2. Comentário de L.G.:
Eu sou o primeiro da nossa tertúlia de amigos e camaradas da Guiné a subscrever esta sugestão do Pepito. Não conheço os Bijagós mas tenho suficiente informação para perceber a importância da sua riqueza, em termos da sua biodiversidade e do seu património cultural, para os guineenses e para o resto da humanidade.
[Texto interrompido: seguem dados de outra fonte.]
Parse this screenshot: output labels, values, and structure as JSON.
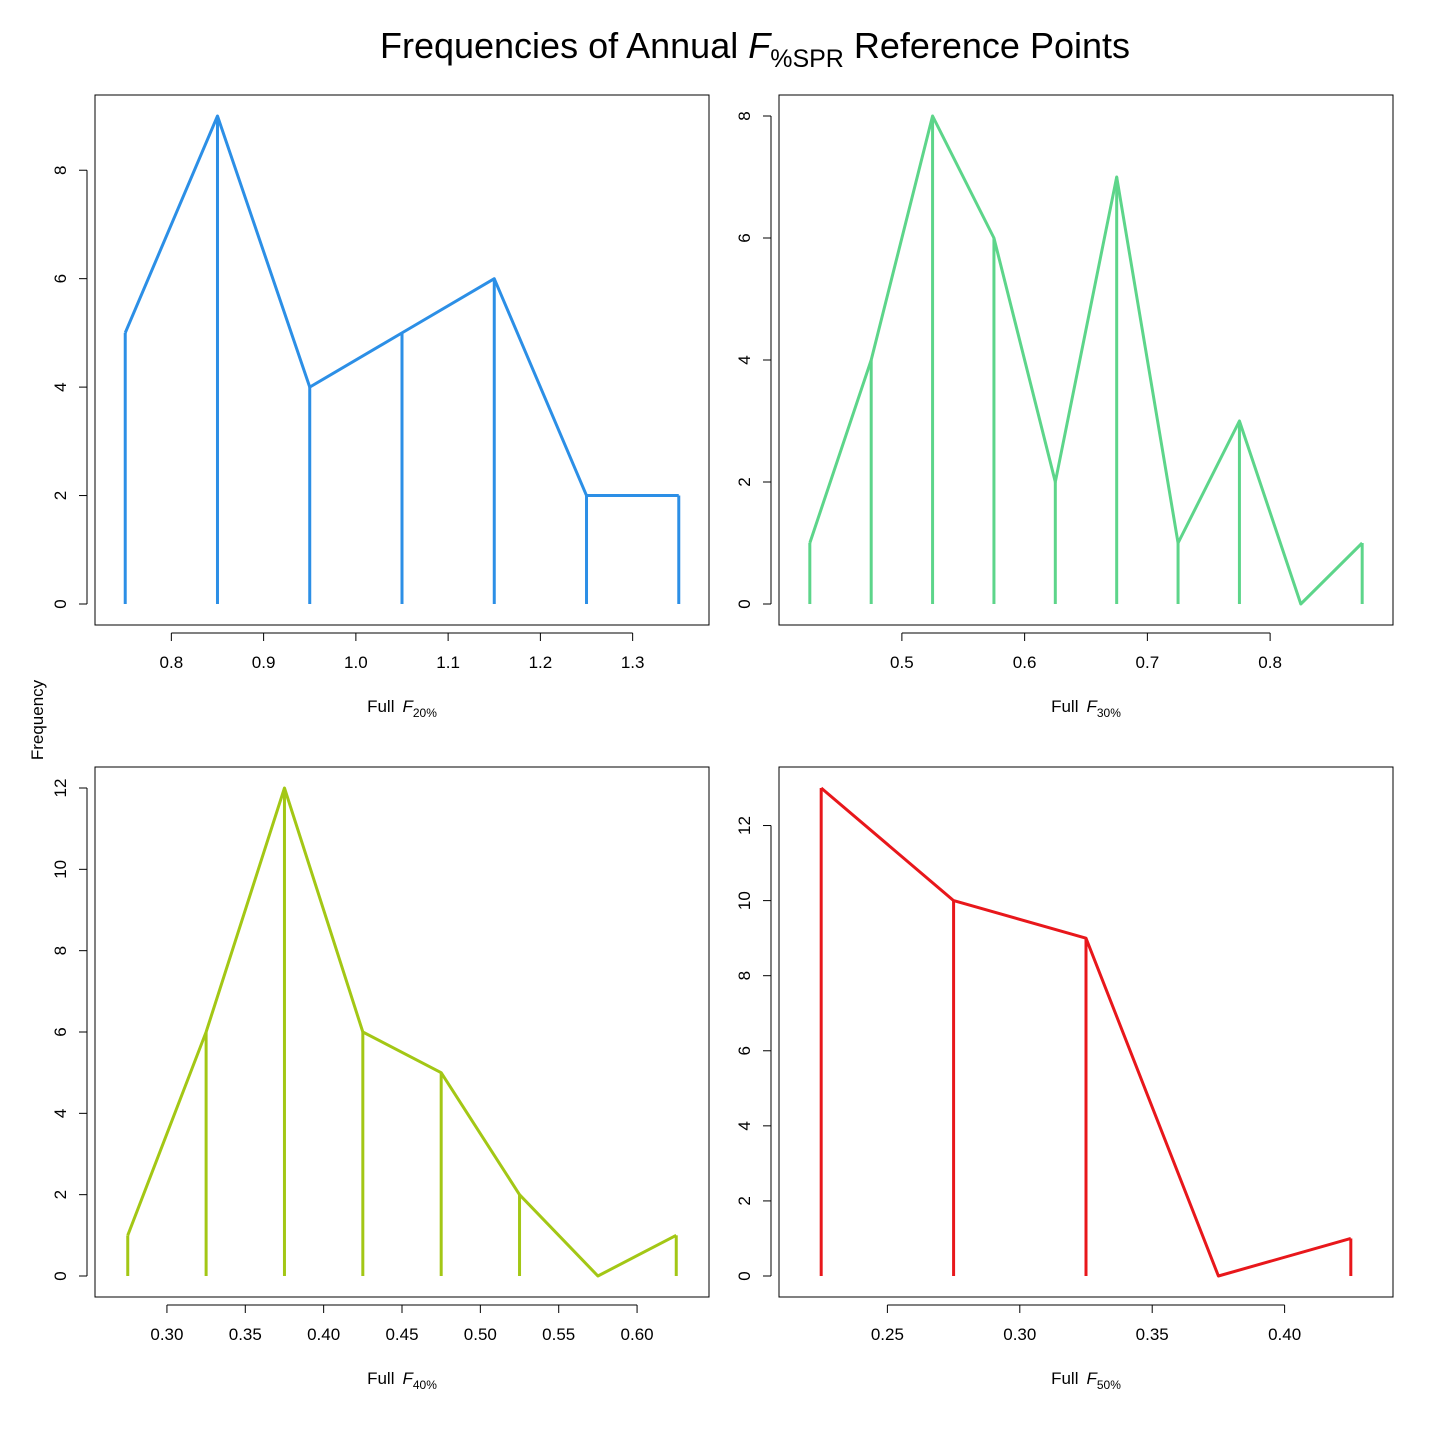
{
  "figure": {
    "title_prefix": "Frequencies of Annual ",
    "title_var": "F",
    "title_sub": "%SPR",
    "title_suffix": " Reference Points",
    "shared_ylabel": "Frequency"
  },
  "chart_data": [
    {
      "type": "line",
      "xlabel_prefix": "Full",
      "xlabel_var": "F",
      "xlabel_sub": "20%",
      "color": "#2C8FE6",
      "x": [
        0.75,
        0.85,
        0.95,
        1.05,
        1.15,
        1.25,
        1.35
      ],
      "values": [
        5,
        9,
        4,
        5,
        6,
        2,
        2
      ],
      "xlim": [
        0.74,
        1.36
      ],
      "ylim": [
        0,
        9
      ],
      "xticks": [
        0.8,
        0.9,
        1.0,
        1.1,
        1.2,
        1.3
      ],
      "xtick_labels": [
        "0.8",
        "0.9",
        "1.0",
        "1.1",
        "1.2",
        "1.3"
      ],
      "yticks": [
        0,
        2,
        4,
        6,
        8
      ],
      "ytick_labels": [
        "0",
        "2",
        "4",
        "6",
        "8"
      ]
    },
    {
      "type": "line",
      "xlabel_prefix": "Full",
      "xlabel_var": "F",
      "xlabel_sub": "30%",
      "color": "#5DD58A",
      "x": [
        0.425,
        0.475,
        0.525,
        0.575,
        0.625,
        0.675,
        0.725,
        0.775,
        0.825,
        0.875
      ],
      "values": [
        1,
        4,
        8,
        6,
        2,
        7,
        1,
        3,
        0,
        1
      ],
      "xlim": [
        0.417,
        0.883
      ],
      "ylim": [
        0,
        8
      ],
      "xticks": [
        0.5,
        0.6,
        0.7,
        0.8
      ],
      "xtick_labels": [
        "0.5",
        "0.6",
        "0.7",
        "0.8"
      ],
      "yticks": [
        0,
        2,
        4,
        6,
        8
      ],
      "ytick_labels": [
        "0",
        "2",
        "4",
        "6",
        "8"
      ]
    },
    {
      "type": "line",
      "xlabel_prefix": "Full",
      "xlabel_var": "F",
      "xlabel_sub": "40%",
      "color": "#A3C715",
      "x": [
        0.275,
        0.325,
        0.375,
        0.425,
        0.475,
        0.525,
        0.575,
        0.625
      ],
      "values": [
        1,
        6,
        12,
        6,
        5,
        2,
        0,
        1
      ],
      "xlim": [
        0.2675,
        0.6325
      ],
      "ylim": [
        0,
        12
      ],
      "xticks": [
        0.3,
        0.35,
        0.4,
        0.45,
        0.5,
        0.55,
        0.6
      ],
      "xtick_labels": [
        "0.30",
        "0.35",
        "0.40",
        "0.45",
        "0.50",
        "0.55",
        "0.60"
      ],
      "yticks": [
        0,
        2,
        4,
        6,
        8,
        10,
        12
      ],
      "ytick_labels": [
        "0",
        "2",
        "4",
        "6",
        "8",
        "10",
        "12"
      ]
    },
    {
      "type": "line",
      "xlabel_prefix": "Full",
      "xlabel_var": "F",
      "xlabel_sub": "50%",
      "color": "#E8171B",
      "x": [
        0.225,
        0.275,
        0.325,
        0.375,
        0.425
      ],
      "values": [
        13,
        10,
        9,
        0,
        1
      ],
      "xlim": [
        0.217,
        0.433
      ],
      "ylim": [
        0,
        13
      ],
      "xticks": [
        0.25,
        0.3,
        0.35,
        0.4
      ],
      "xtick_labels": [
        "0.25",
        "0.30",
        "0.35",
        "0.40"
      ],
      "yticks": [
        0,
        2,
        4,
        6,
        8,
        10,
        12
      ],
      "ytick_labels": [
        "0",
        "2",
        "4",
        "6",
        "8",
        "10",
        "12"
      ]
    }
  ]
}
Retomo aqui o essencial dos argumentos aduzidos na página do CIDAC:
(i) O Arquipélago dos Bijagós (onde alguns de nós já passaram férias: ainda há dias estive, na Madalena, com o Albano Costa e a Zélia, mulher do Xico Allen e mãe da Inês, a ver fotos do Arquipélago nos anos 90) é o único arquipélago da costa ocidental africana;
(ii) É composto por oitenta e oito ilhas espalhadas numa superfície de dez mil km2;
destas ilhas, apenas uma vintena estão sistematicamente ocupadas; das restantes h´
há algumas que são objecto de ocupação sazonal enquanto outras são lugares considerados sagrados pelo povo bijagó;
(iii) Com cerca de 30 mil habitantes, maioritariamente composta pela etnia que dá o nome à ilha, o arquipélago dos Bijagós possui uma riqueza excepcional, do pontod e vista do património natural e cultural;
(iv) Depois da independência, e sobretudo nos últimos vinte anos, o arquipélago tem vindo a sofrer fortes pressões exógenas, devido às suas potencialidades económicas em termos de recursos piscatórios, agrícolas e turísticos;
(v) As interferências do exterior não têm tido impacto positivo na vida dos Bijagós, afectando negativamente o sistema sócio-ecológico das ilhas;
(vi) Conscientes deste perigo, diversas instituições nacionais e internacionais uniram esforços com vista à salvaguarda do património natural e cultural dos Bijagós;
(vii) Estas acções passaram pela realização de importantes trabalhos científicos, nomeadamente a elaboração de uma cartografia completa do Arquipélago e a criação de uma Reserva de Biosfera, no âmbito de um programa da UNESCO;
(viii) Foram criados em 2000 dois grandes Parques Nacionais para uma maior protecção da biodiversidade (hipopótamos, tartarugas, manatins, etc.)
(ix) Dois conceituados fotógrafos profissionais, Jean François Hellio e Nicolas Van Ingen, passaram dois meses com os Bijagós em dois períodos do ano (estação seca e estação das chuvas);
(x) No Museu Nacional de História Natural, em Lisboa, está patente ao público a selecção dos trabalhos desses fotógrafos, assim como de objectos representativos do modo de vida dos bijagós.